By automating parts of the ICSI process, we can simplify the technique and increase uniformity among embryologist’s performances. Automation devices such as Fertilis’s microICSI can help embryologists consistently achieve high-quality outcomes across cases. Fertiils’s device removes the need for one of the micro-manipulators, and it uses a channel to guide embryologists’ pipettes to the injection site on the egg.
With the assistance of this type of automation, embryologist trainees acquire competence more quickly, reducing the amount of training time needed to obtain the level of expertise required for the procedure. At the same time, it provides accomplished embryologists with the ability to produce uniformly excellent technical execution across a variety of cases.
It can also improve the performance of embryologists with initially poorer performance records, thereby improving outcomes and promoting uniformity from lab to lab and embryologist to embryologist.
Democratizing IVF via Automation and Standardization
Demand for IVF continues to rise throughout Canada, the U.S., Australia, Europe, and Asia. However, many developing nations are also beginning to experience a surge in the demand, especially as women’s education and workforce participation increases.
Access to IVF in these countries is currently constrained by, among other things, capacity. The demand for services exceeds the number of clinics and embryologists available to provide them. Because the current process for embryologist training is time consuming and often relies on already established clinics for delivering the education, these countries are at a disadvantage when it comes to combating the embryologist shortage.
By reducing the time required to train embryologists and perform IVF procedures, automation can help democratize access to IVF.
Less training time means that more embryologists can enter the field more quickly. Decreasing the amount of manual manipulation required to perform IVF procedures means that newer embryologists can perform procedures once reserved for those with years of expertise, and reduced procedural time means that embryologists can treat more patients in the same amount of time, providing a much needed economic benefit too. Combined, these improvements in efficiency and cost can increase access to fertility services for underserved regions and populations.
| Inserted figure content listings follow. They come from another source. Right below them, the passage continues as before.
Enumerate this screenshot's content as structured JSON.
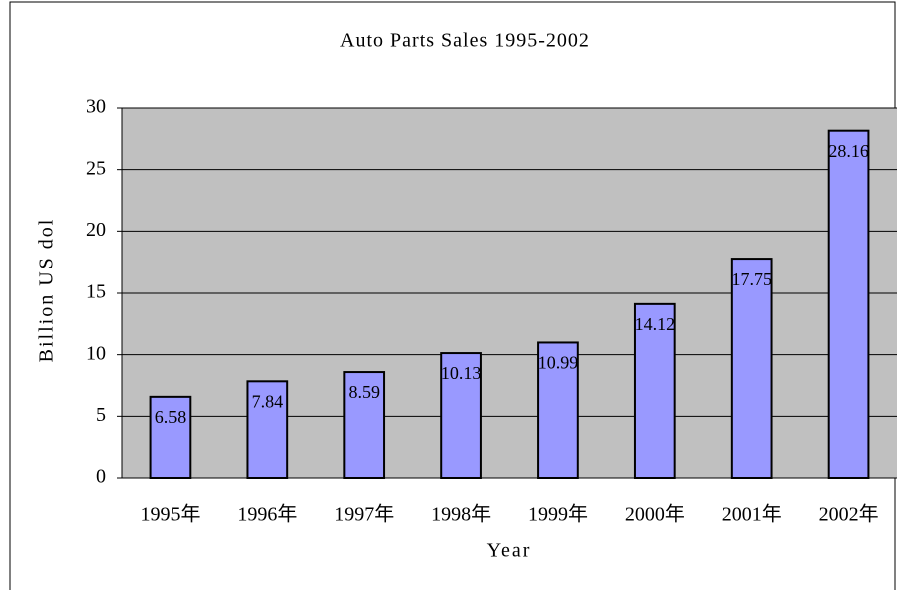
{
  "chart_data": {
    "type": "bar",
    "title": "Auto Parts Sales 1995-2002",
    "y_label": "Billion US dol",
    "x_label": "Year",
    "categories": [
      "1995年",
      "1996年",
      "1997年",
      "1998年",
      "1999年",
      "2000年",
      "2001年",
      "2002年"
    ],
    "values": [
      6.58,
      7.84,
      8.59,
      10.13,
      10.99,
      14.12,
      17.75,
      28.16
    ],
    "color": "#9999ff",
    "plot_background": "#c0c0c0",
    "ylim": [
      0,
      30
    ],
    "yticks": [
      0,
      5,
      10,
      15,
      20,
      25,
      30
    ],
    "grid": true
  }
}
Moreover, by helping embryologists perform to a uniform standard that results in consistently high-quality outcomes for patients, automation can help guarantee that all patients have access to the same quality of treatment, regardless of where they live. Technology that automates IVF can optimize outcomes for all patients, ensuring that as underserved populations gain access to fertility treatment, that treatment will be of the highest quality. Because with automation, every lab should be able to produce the same quality of outcomes from laboratory procedures.